Empire Express by David Howard Bain

This book about the transcontinental railway is good when it talks about the construction, but is full of endless finance talk. How sad to review the swindling among the rich and the debauchery along the route as it is built.

Signposts in a Strange Land by Walker Percy

Very good series of essays. Some of the best I've ever read about language and reality and dualism and reductionism and the self. The essays about novels are good. Catholicism is discussed ably and his philosophy of science is I think quite helpful and solid. These essays are all brilliant, some more interesting to me than others. Some are classic.

Love in the Ruins by Walker Percy

An intriguing enigmatic novel with colorful characters and situations both funny and filled with pathos. Threads of catholicism, the south, alcoholism, and human weakness are woven in a winsome and sometimes confusing manner. There is a method in his madness. Modern life is confusing, conflicted, and misguided where most self-assured.

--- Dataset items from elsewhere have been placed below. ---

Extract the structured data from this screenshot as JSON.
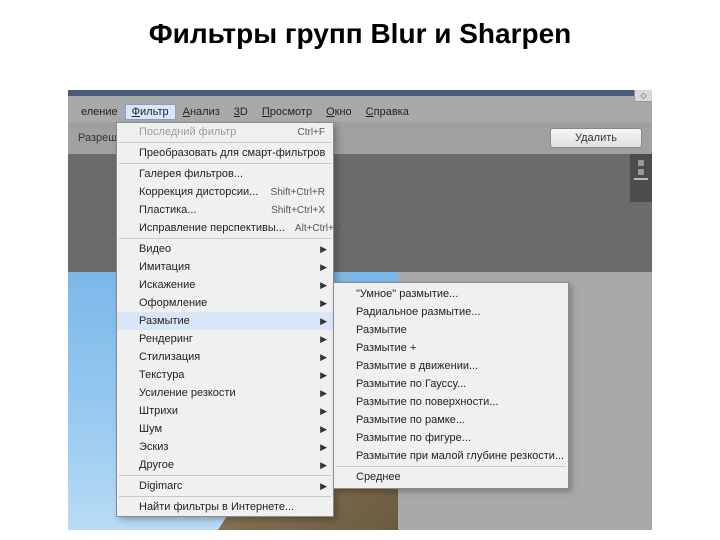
{
  "slide_title": "Фильтры групп Blur и Sharpen",
  "menubar": {
    "items": [
      {
        "label": "еление",
        "active": false
      },
      {
        "label": "Фильтр",
        "active": true
      },
      {
        "label": "Анализ",
        "active": false
      },
      {
        "label": "3D",
        "active": false
      },
      {
        "label": "Просмотр",
        "active": false
      },
      {
        "label": "Окно",
        "active": false
      },
      {
        "label": "Справка",
        "active": false
      }
    ]
  },
  "toolbar": {
    "left_label": "Разрешени",
    "delete_label": "Удалить"
  },
  "corner_glyph": "◇",
  "dropdown": [
    {
      "type": "item",
      "label": "Последний фильтр",
      "shortcut": "Ctrl+F",
      "disabled": true
    },
    {
      "type": "sep"
    },
    {
      "type": "item",
      "label": "Преобразовать для смарт-фильтров"
    },
    {
      "type": "sep"
    },
    {
      "type": "item",
      "label": "Галерея фильтров..."
    },
    {
      "type": "item",
      "label": "Коррекция дисторсии...",
      "shortcut": "Shift+Ctrl+R"
    },
    {
      "type": "item",
      "label": "Пластика...",
      "shortcut": "Shift+Ctrl+X"
    },
    {
      "type": "item",
      "label": "Исправление перспективы...",
      "shortcut": "Alt+Ctrl+V"
    },
    {
      "type": "sep"
    },
    {
      "type": "item",
      "label": "Видео",
      "submenu": true
    },
    {
      "type": "item",
      "label": "Имитация",
      "submenu": true
    },
    {
      "type": "item",
      "label": "Искажение",
      "submenu": true
    },
    {
      "type": "item",
      "label": "Оформление",
      "submenu": true
    },
    {
      "type": "item",
      "label": "Размытие",
      "submenu": true,
      "selected": true
    },
    {
      "type": "item",
      "label": "Рендеринг",
      "submenu": true
    },
    {
      "type": "item",
      "label": "Стилизация",
      "submenu": true
    },
    {
      "type": "item",
      "label": "Текстура",
      "submenu": true
    },
    {
      "type": "item",
      "label": "Усиление резкости",
      "submenu": true
    },
    {
      "type": "item",
      "label": "Штрихи",
      "submenu": true
    },
    {
      "type": "item",
      "label": "Шум",
      "submenu": true
    },
    {
      "type": "item",
      "label": "Эскиз",
      "submenu": true
    },
    {
      "type": "item",
      "label": "Другое",
      "submenu": true
    },
    {
      "type": "sep"
    },
    {
      "type": "item",
      "label": "Digimarc",
      "submenu": true
    },
    {
      "type": "sep"
    },
    {
      "type": "item",
      "label": "Найти фильтры в Интернете..."
    }
  ],
  "submenu": [
    {
      "type": "item",
      "label": "\"Умное\" размытие..."
    },
    {
      "type": "item",
      "label": "Радиальное размытие..."
    },
    {
      "type": "item",
      "label": "Размытие"
    },
    {
      "type": "item",
      "label": "Размытие +"
    },
    {
      "type": "item",
      "label": "Размытие в движении..."
    },
    {
      "type": "item",
      "label": "Размытие по Гауссу..."
    },
    {
      "type": "item",
      "label": "Размытие по поверхности..."
    },
    {
      "type": "item",
      "label": "Размытие по рамке..."
    },
    {
      "type": "item",
      "label": "Размытие по фигуре..."
    },
    {
      "type": "item",
      "label": "Размытие при малой глубине резкости..."
    },
    {
      "type": "sep"
    },
    {
      "type": "item",
      "label": "Среднее"
    }
  ]
}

A Certain Justice by P. D. James (an Adam Dagleish novel)

Fun, nothing especially noteworthy. Adam is very understated and enigmatic, more of a presence than a character. Murder mystery set in England.

Saturday, December 1, 2007

Descartes' Baby by Paul Bloom

A very interesting book based on the thesis that children are born dualists, believing in body and soul. While believing that dualism has been proven false by science, particularly neuroscience, Bloom is outspoken in stating that dualism is what everyone intuitively believes and this is why religion and spirituality and morals are universal. He purports to have a materialist stance that still admits morality and truth, and carefully defends evolution. My biased reading of the book finds his data and exposition fascinating and persuasive. His defense of materialism, his interpretation of science, and his attempt to salvage morality is to me weak and flawed of course. His child studies are delightful, his discussion of ethics is insightful, his presentation of religion is very fair-minded. A very good book.

Failure is Not an Option by Gene Kranz

An eyewitness account of Mercury, Gemini, Apollo from one who was involved in everything. Very interesting, personal and accurate. Names names, very frank. Not rose-colored but loyal.

Tuxedo Park: A Wall Street Tycoon and the Secret Palace of Science that Changed the Course of World War II by Jennet Conant

About Alfred Loomis, a Wall Street tycoon who sold out just before the crash. Built a lab, hired all the best scientists, and became a bona fide scientist himself. Started a radar lab at the onset of WWII that may have won the war. Very interesting, well-written, and has all the great names of physics of the era.

Looking for Spinoza by Antonio Damasio

The parts about Spinoza are the best, better than his thesis that feelings are a result of emotions that are measurable effects of the brain. Emotions are detectable, feelings are secondary results. Exactly the opposite of what we think we experience.

Trace by Patricia Cornwell

Better than last time, though obsessed with money and Ferraris.